Sin embargo, todavía captó una cosa: Qin Heng ciertamente no era un Discípulo del Templo del Sol.
Entonces, ¿quién podría ser?
Xun Hanyan giró la cabeza y miró fijamente a Qin Heng sin pestañear, sus hermosos ojos llenos de curiosidad y duda.
—Hormiga, ¿estás listo?
—La mirada de Qin Heng se desplazó hacia Cheng Longting.
Con un toque de humor oscuro, dijo:
— ¿Preparado para recibir el juicio, pecador?
El Hechizo que estaba empleando actualmente se llamaba el «Verdadero Arte de Purificación de Pecados con la Luz Dorada del Sol».
Se decía que era una técnica punitiva de la antigua Corte Celestial, que condensaba el verdadero poder del sol para aniquilar a Inmortales, Dioses Demonios y Deidades culpables.

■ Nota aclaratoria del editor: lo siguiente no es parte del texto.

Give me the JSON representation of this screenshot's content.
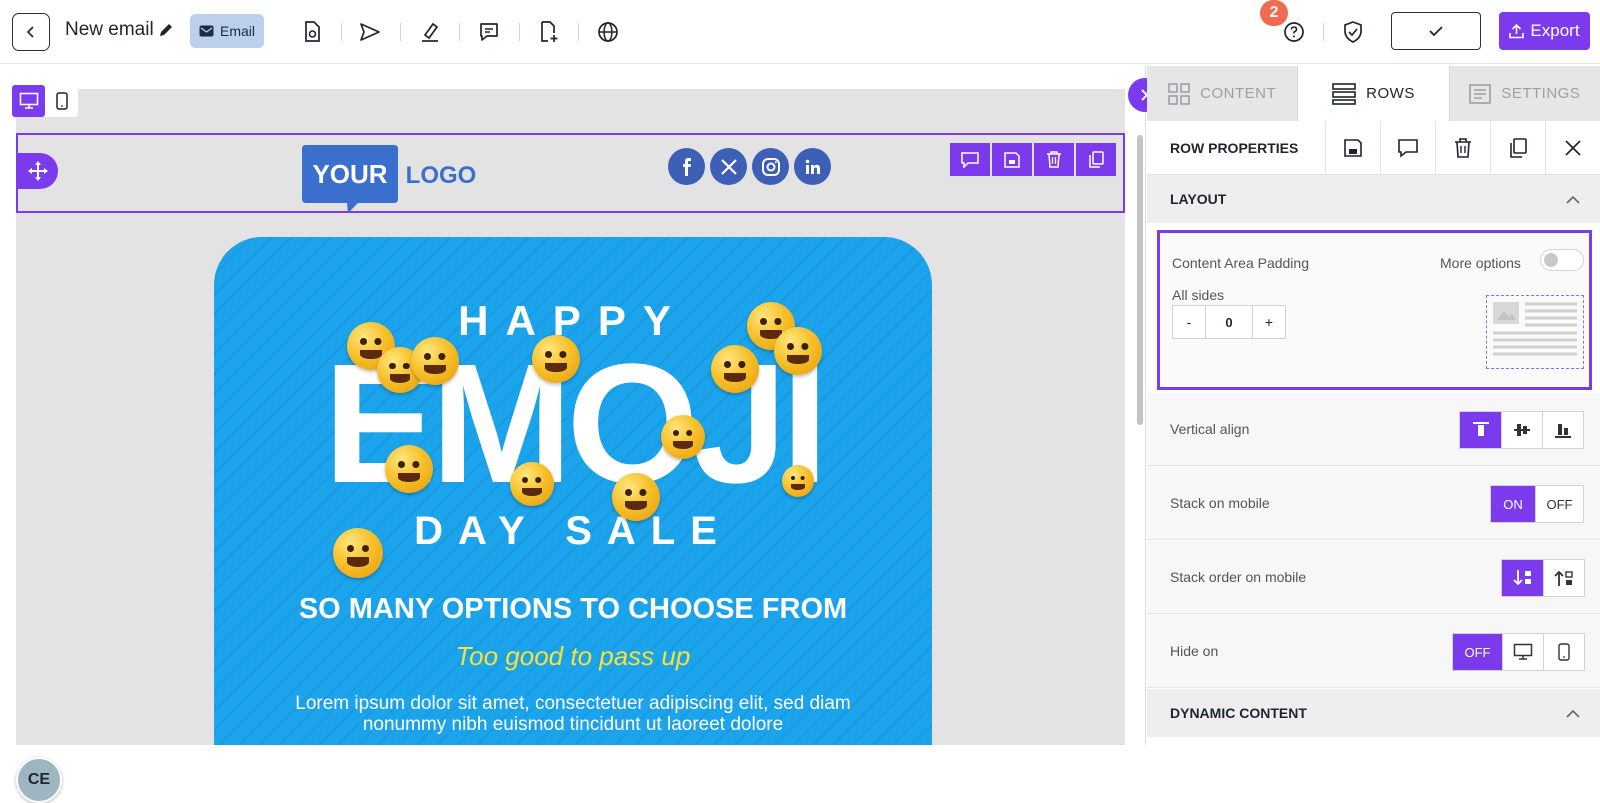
{
  "header": {
    "title": "New email",
    "email_chip": "Email",
    "notification_count": "2",
    "export_label": "Export"
  },
  "canvas": {
    "logo": {
      "your": "YOUR",
      "logo": "LOGO"
    },
    "hero": {
      "happy": "HAPPY",
      "emoji": "EMOJI",
      "day_sale": "DAY SALE",
      "headline": "SO MANY OPTIONS TO CHOOSE FROM",
      "tagline": "Too good to pass up",
      "body": "Lorem ipsum dolor sit amet, consectetuer adipiscing elit, sed diam nonummy nibh euismod tincidunt ut laoreet dolore"
    },
    "avatar": "CE"
  },
  "panel": {
    "tabs": [
      {
        "label": "CONTENT",
        "icon": "grid-icon"
      },
      {
        "label": "ROWS",
        "icon": "rows-icon",
        "active": true
      },
      {
        "label": "SETTINGS",
        "icon": "settings-icon"
      }
    ],
    "row_properties": "ROW PROPERTIES",
    "layout": "LAYOUT",
    "content_area_padding": "Content Area Padding",
    "more_options": "More options",
    "all_sides": "All sides",
    "padding_value": "0",
    "minus": "-",
    "plus": "+",
    "vertical_align": "Vertical align",
    "stack_on_mobile": "Stack on mobile",
    "stack_on": "ON",
    "stack_off": "OFF",
    "stack_order": "Stack order on mobile",
    "hide_on": "Hide on",
    "hide_off": "OFF",
    "dynamic_content": "DYNAMIC CONTENT"
  },
  "colors": {
    "accent": "#7c3aed",
    "hero_blue": "#1ba4ec",
    "tagline": "#f7e13a",
    "notify": "#f06b4f"
  }
}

¡Era increíblemente poderoso!
Este no era un Hechizo que los mortales comunes pudieran lanzar.
Solo un Emperador Inmortal como Qin Heng, un Eterno que había renacido a través de la calamidad, podría desatarlo tan casualmente.
—¡¿Juicio?!
¡Nadie puede juzgarme!
—Cheng Longting apretó los dientes, mirando furiosamente a Qin Heng.

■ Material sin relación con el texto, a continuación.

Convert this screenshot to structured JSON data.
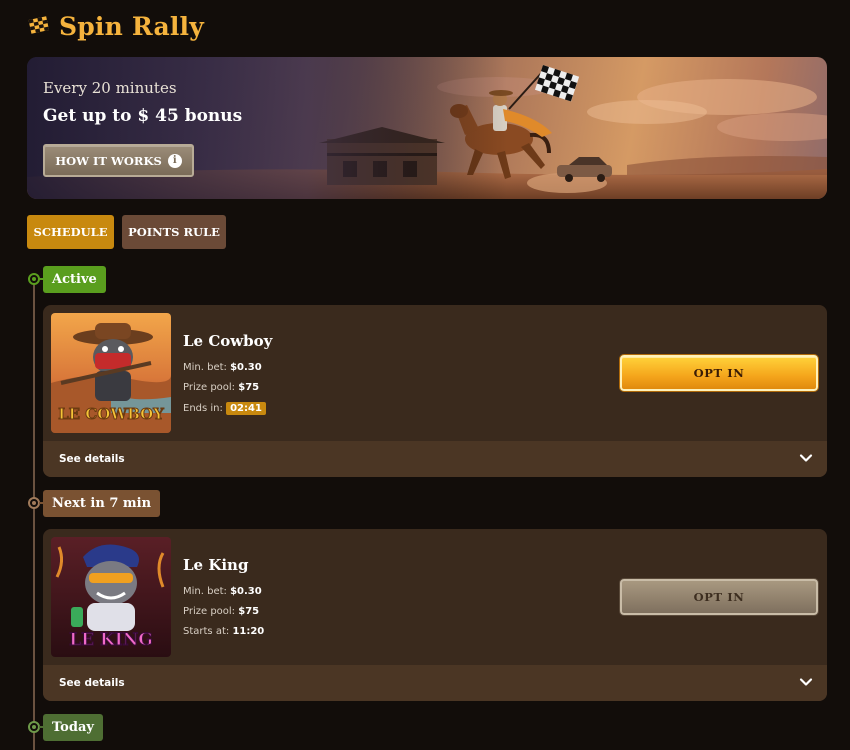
{
  "header": {
    "title": "Spin Rally",
    "icon": "checkered-flag-icon"
  },
  "banner": {
    "subtitle": "Every 20 minutes",
    "headline": "Get up to $ 45 bonus",
    "how_it_works_label": "HOW IT WORKS",
    "info_glyph": "i"
  },
  "tabs": [
    {
      "label": "SCHEDULE",
      "active": true
    },
    {
      "label": "POINTS RULE",
      "active": false
    }
  ],
  "colors": {
    "accent": "#c8890f",
    "active_green": "#5a9e1e",
    "next_brown": "#7a5232",
    "today_green": "#4e6e33",
    "title_gold": "#f5b33d"
  },
  "timeline": [
    {
      "status": "Active",
      "game": {
        "name": "Le Cowboy",
        "thumb_text": "LE COWBOY",
        "min_bet_label": "Min. bet:",
        "min_bet": "$0.30",
        "prize_label": "Prize pool:",
        "prize": "$75",
        "time_label": "Ends in:",
        "time": "02:41",
        "opt_label": "OPT IN",
        "see_details": "See details"
      }
    },
    {
      "status": "Next in 7 min",
      "game": {
        "name": "Le King",
        "thumb_text": "LE KING",
        "min_bet_label": "Min. bet:",
        "min_bet": "$0.30",
        "prize_label": "Prize pool:",
        "prize": "$75",
        "time_label": "Starts at:",
        "time": "11:20",
        "opt_label": "OPT IN",
        "see_details": "See details"
      }
    },
    {
      "status": "Today"
    }
  ]
}
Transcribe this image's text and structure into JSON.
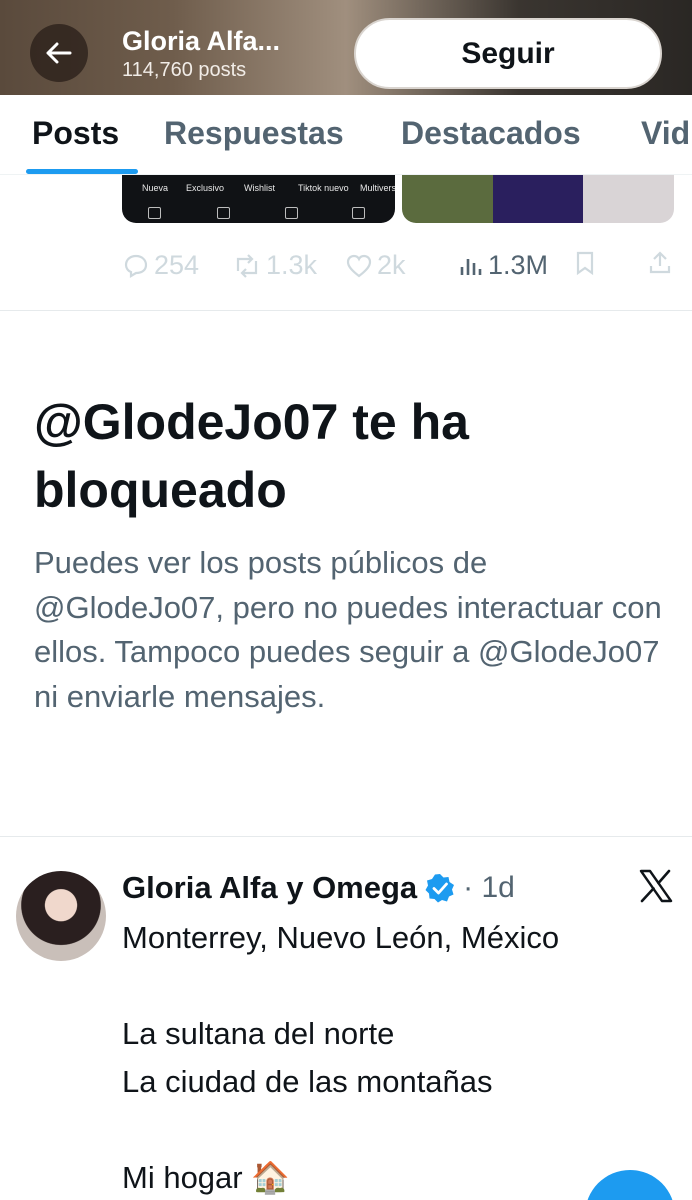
{
  "header": {
    "name": "Gloria Alfa...",
    "posts_count": "114,760 posts",
    "follow_label": "Seguir",
    "back_icon": "arrow-left-icon"
  },
  "tabs": [
    {
      "label": "Posts",
      "active": true
    },
    {
      "label": "Respuestas",
      "active": false
    },
    {
      "label": "Destacados",
      "active": false
    },
    {
      "label": "Vid",
      "active": false
    }
  ],
  "previous_post": {
    "thumbnail_labels": [
      "Nueva",
      "Exclusivo",
      "Wishlist",
      "Tiktok nuevo",
      "Multivers"
    ],
    "actions": {
      "replies": "254",
      "reposts": "1.3k",
      "likes": "2k",
      "views": "1.3M"
    }
  },
  "blocked_notice": {
    "title": "@GlodeJo07 te ha bloqueado",
    "description": "Puedes ver los posts públicos de @GlodeJo07, pero no puedes interactuar con ellos. Tampoco puedes seguir a @GlodeJo07 ni enviarle mensajes."
  },
  "tweet": {
    "author": "Gloria Alfa y Omega",
    "meta": "· 1d",
    "body": "Monterrey, Nuevo León, México\n\nLa sultana del norte\nLa ciudad de las montañas\n\nMi hogar 🏠"
  },
  "colors": {
    "accent": "#1d9bf0",
    "text_primary": "#0f1419",
    "text_secondary": "#536471"
  }
}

Sus puños estaban tan apretados que sus uñas se clavaban en sus palmas, sus ojos fijos inquebrantablemente en su oponente—.
Qin Heng, ¿crees que has ganado así como así?
Déjame decirte, ¡sigue soñando!
¡Mi maestro dejó una marca de hechizo Vajra en mi cuerpo, comparable a un golpe en la cima del Reino Innato!
Mientras hablaba, desgarró violentamente su ropa superior, revelando una marca dorada brillante marcada en su pecho, ¡emanando una intención Daoísta increíblemente aguda!
—¡Muere!
¡Toma esto, Espada de Subyugación Vajra!
—¡Ruidoso!
Realmente molesto —Qin Heng frunció ligeramente el ceño.
Viendo que la marca en el pecho de Cheng Longting estaba a punto de estallar, un pensamiento cruzó por su mente.
¡El gran sol dorado en el cielo instantáneamente se condensó en un haz de luz dorada pura!
¡SHREEEK!
Desgarrando el vacío, el rayo descendió inmediatamente sobre Cheng Longting, envolviéndolo por completo.
¡El poder de la marca en su pecho ni siquiera tuvo la oportunidad de estallar!
El terrible poder de las llamas lo envolvió, y en un instante, este experto medio paso Innato de la Secta Vajra Sin Límites fue vaporizado en el aire.
¡Dejó totalmente de existir!
—¡Ahhh!!
Un grito desgarrador, lleno de terror, perforó repentinamente el aire.
Era Zhou He.
Al presenciar cómo Cheng Longting era literalmente vaporizado, estaba tan aterrorizado que se orinó en el acto.
Sus piernas se volvieron gelatina, y se desplomó de rodillas, postrándose ante Qin Heng.
—¡No!
¡No me mates!
¡Por favor, no me mates!
¡Qin Heng!
Somos compañeros de clase, ¿verdad?
Te lo suplico, por favor, ¡perdóname la vida!
—Zhou He lloraba de puro terror.
Gimió:
— ¡Estoy dispuesto a abandonar la escuela por mi cuenta!
Por favor, te lo suplico, ¡no me guardes rencor por esto!
Estaba realmente asustado hasta la muerte.
Inicialmente había pensado que podía confiar en Cheng Longting para tratar con Qin Heng de manera decisiva.
Nunca imaginó que Qin Heng mostraría tales métodos divinos, ¡haciendo que Cheng Longting desapareciera de la faz de la tierra!
¡Esto era demasiado aterrador!
—¿Hmm?
—al escuchar la súplica de misericordia, la mirada de Qin Heng finalmente se dirigió a Zhou He.
Una repentina sonrisa tocó sus labios—.
Si no hubieras pedido clemencia, podría haberme olvidado de ti.
Me has recordado; todavía tengo que lidiar contigo.
Zhou He se congeló instantáneamente, todo su cuerpo temblando.
Sus ojos estaban vacíos, llenos de absoluto pavor.
Su voz ahogada con lágrimas contenidas, tartamudeó:
—¡Por favor!
¡Te lo suplico!
Qin Heng, te suplico…
¡WHOOSH!
Impasible, la expresión de Qin Heng permaneció serena.
Levantó una mano y señaló.
Una luz se encendió, y otra bola de fuego salió disparada hacia Zhou He.